List of global aliases

$ERROR_INFO => $!
$ERROR_POSITION => $@
$FS => $;
$FIELD_SEPARATOR => $;
$OFS => $,
$OUTPUT_FIELD_SEPARATOR => $,
$RS => $/
$INPUT_RECORD_SEPARATOR => $/
$ORS => $\
$OUTPUT_RECORD_SEPARATOR => $\
$INPUT_LINE_NUMBER => $.
$NR => $.
$LAST_READ_LINE => $_
$DEFAULT_OUTPUT => $>
$DEFAULT_INPUT => $<
$PID => $$
$PROCESS_ID => $$
$CHILD_STATUS => $?
$LAST_MATCH_INFO => $~
$IGNORECASE => $=
$ARGV => $*
$MATCH => $&
$PREMATCH => $`
$POSTMATCH => $'
$LAST_PAREN_MATCH => $+

Rubocop - Style/SpecialGlobalVars

The code snippet of How to fix gsub on SafeBuffer objects was adjusted during a rubocop upgrade.

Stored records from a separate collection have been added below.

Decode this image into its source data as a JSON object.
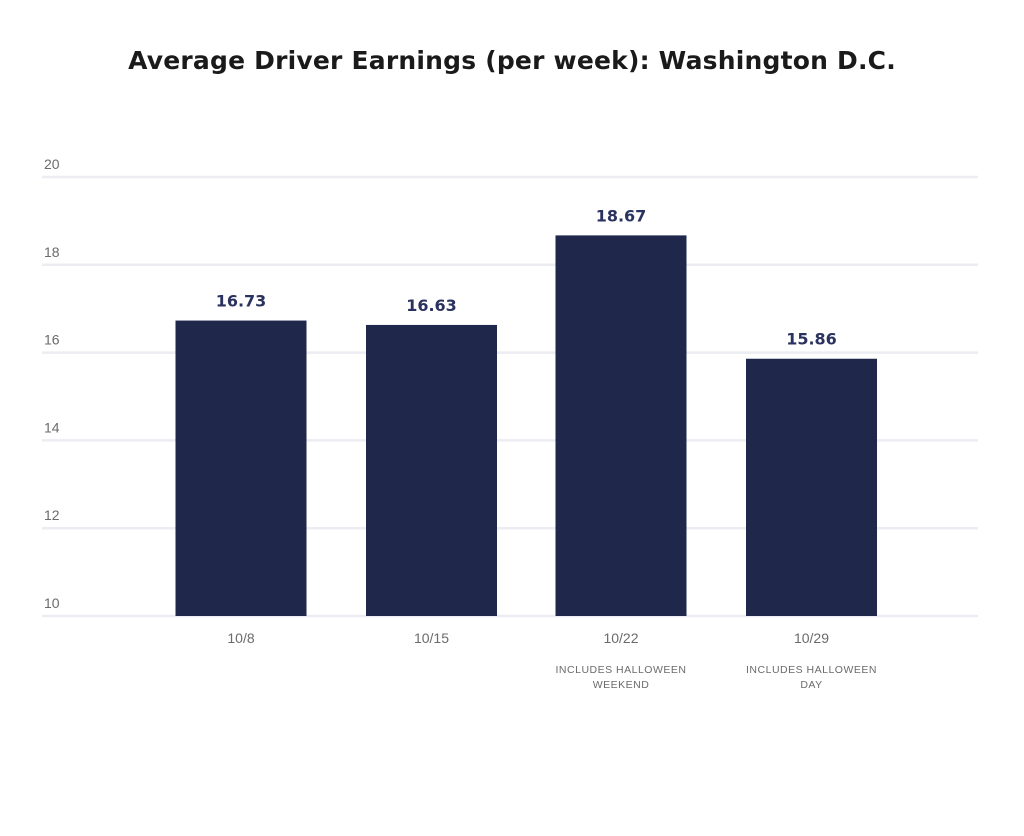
{
  "chart_data": {
    "type": "bar",
    "title": "Average Driver Earnings (per week): Washington D.C.",
    "xlabel": "",
    "ylabel": "",
    "categories": [
      "10/8",
      "10/15",
      "10/22",
      "10/29"
    ],
    "category_notes": [
      "",
      "",
      "INCLUDES HALLOWEEN WEEKEND",
      "INCLUDES HALLOWEEN DAY"
    ],
    "values": [
      16.73,
      16.63,
      18.67,
      15.86
    ],
    "data_labels": [
      "16.73",
      "16.63",
      "18.67",
      "15.86"
    ],
    "ylim": [
      10,
      20
    ],
    "yticks": [
      10,
      12,
      14,
      16,
      18,
      20
    ],
    "grid": true,
    "legend": "none",
    "colors": {
      "bar": "#1f284a",
      "label": "#2a3360",
      "grid": "#ecedf3"
    }
  }
}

Rubocop tells you everything you need to know to fix the offense Style/SpecialGlobalVars:

Style/SpecialGlobalVars: Prefer $LAST_MATCH_INFO from the stdlib 'English' module (don't forget to require it) over $~.

In this scenario you should be very careful. If you forget to require 'English', your code may not work any longer as expected.